A Arena (Aliança Renovadora Nacional) entrou com
pedido no TSE (Tribunal Superior Eleitoral), na última sexta-feira (30), para
concorrer às eleições de 2014. A Arena quer o registro provisório e as
autorizações dos registros de suas direções estaduais sem entregar as
assinaturas de apoio de eleitores à criação de partido, exigido por lei, para
obter seu registro definitivo.
Eles querem que o TSE atenda o pedido para que o
partido, em fase de formação, possa disputar as eleições do ano que vem. O
número solicitado para a legenda é o 69.
A sigla solicita que não seja “disponibilizado
nenhum direito de arena, cota de Fundo Partidário ou similares, e também sejam
proibidas as coligações em quaisquer níveis com a Aliança, eis que é de nossa
responsabilidade comprovar unitariamente o caráter nacional, com votos diretos
à Aliança e seus candidatos”.
Além disso, consta no pedido ao TSE que “somente
seja autorizada a posse dos candidatos eleitos, se houver, pela Aliança, após a
comprovação do caráter nacional da mesma” e que “restando registrados votos em
valor igual ou superior ao mínimo necessário, seja automaticamente reconhecido
que o registro da Aliança é de caráter nacional e definitivo”.
Por fim, o partido solicita que os cartórios
eleitorais ou TREs (tribunais regionais eleitorais) “emitam as certidões
consolidadas constando o número de votos obtidos, a fim de serem apresentadas”
ao TSE.
Os integrantes da Arena reuniram-se em 1º de junho
de 2012 por meio de um programa de computador para aprovar seu programa
político porque, segundo eles, não havia recursos financeiros e nem geográficos
para um encontro nacional físico, já que seriam mais de 140 pessoas vindas de
15 Estados.
O estatuto e o programa partidário foram publicados
no Diário Oficial da União de 14 de novembro de 2012 e obtiveram o registro
civil no Cartório do 1º Ofício de Registro Civil, de Brasília. A Arena afirma
que constituiu órgãos estaduais de direção no Rio Grande do Sul, Paraná, São
Paulo, Rio de Janeiro, Minas Gerais, Distrito Federal, Sergipe, Pernambuco,
Maranhão, Mato Grosso do Sul e Tocantins. Esclarece, no entanto, que não
registrou tais órgãos nos tribunais regionais eleitorais (TREs).
Ao solicitar o registro de seu estatuto no TSE, a
sigla afirma ser inconstitucional dispositivo (parágrafo primeiro do artigo 9º)
da Lei dos Partidos Políticos (Lei nº 9.096/1995). Esse parágrafo afirma que a
prova de apoiamento mínimo de eleitores, pelo partido em formação, deve ser feita
por meio de assinaturas, com menção aos títulos eleitorais, devendo as
assinaturas e os números dos títulos serem atestados pelo cartório eleitoral.

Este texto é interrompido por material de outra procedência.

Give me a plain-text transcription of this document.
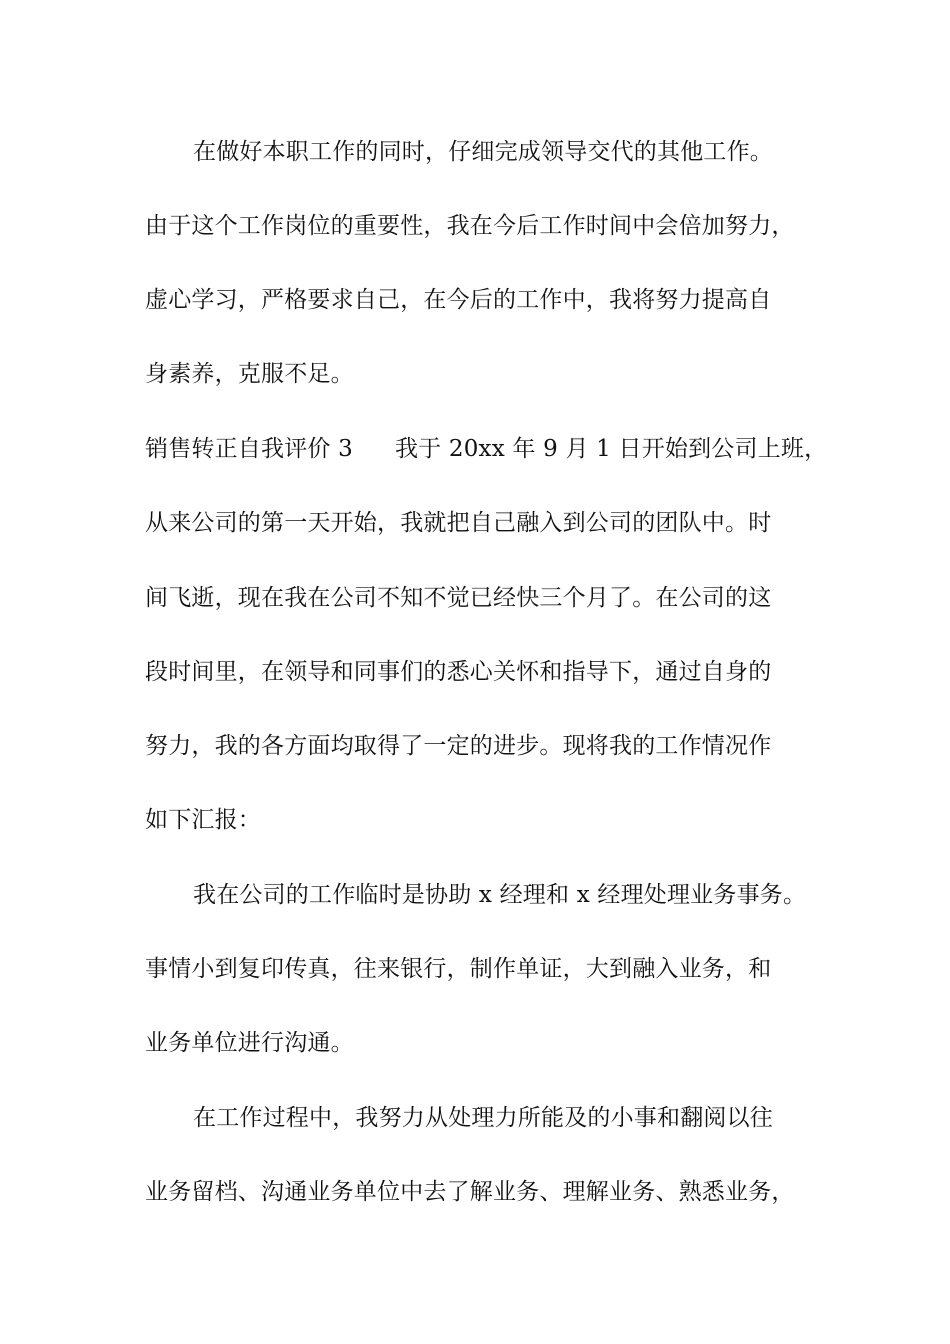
在做好本职工作的同时，仔细完成领导交代的其他工作。
由于这个工作岗位的重要性，我在今后工作时间中会倍加努力，
虚心学习，严格要求自己，在今后的工作中，我将努力提高自
身素养，克服不足。
销售转正自我评价 3 我于 20xx 年 9 月 1 日开始到公司上班，
从来公司的第一天开始，我就把自己融入到公司的团队中。时
间飞逝，现在我在公司不知不觉已经快三个月了。在公司的这
段时间里，在领导和同事们的悉心关怀和指导下，通过自身的
努力，我的各方面均取得了一定的进步。现将我的工作情况作
如下汇报：
我在公司的工作临时是协助 x 经理和 x 经理处理业务事务。
事情小到复印传真，往来银行，制作单证，大到融入业务，和
业务单位进行沟通。
在工作过程中，我努力从处理力所能及的小事和翻阅以往
业务留档、沟通业务单位中去了解业务、理解业务、熟悉业务，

Segundo a Arena, o caráter nacional de uma sigla,
que é exigido pelo inciso I do artigo 17 da Constituição Federal, deve ser
demonstrado “pela apresentação de apoio eleitoral, na forma de votos dados, e
observa-se que isso é diferente de captação de assinaturas”.
De acordo com a legenda, quando se exige, como na
Lei dos Partidos Políticos, o apoiamento dos eleitores por meio de assinaturas,
em listas a serem publicadas em mural no cartório eleitoral, “está-se violando
o sufrágio igualitário, a partir do momento que não é mecanismo adequado para
demonstração de representatividade”.
O partido quer comprovar o apoiamento nacional de
eleitores com 0,5% dos votos dados na última eleição geral para a Câmara dos
Deputados, distribuídos por pelo menos nove Estados, com um mínimo de um décimo
por cento do eleitorado que votou em cada um deles (dispositivo do artigo 7º da
Lei dos Partidos Políticos), após participar das eleições.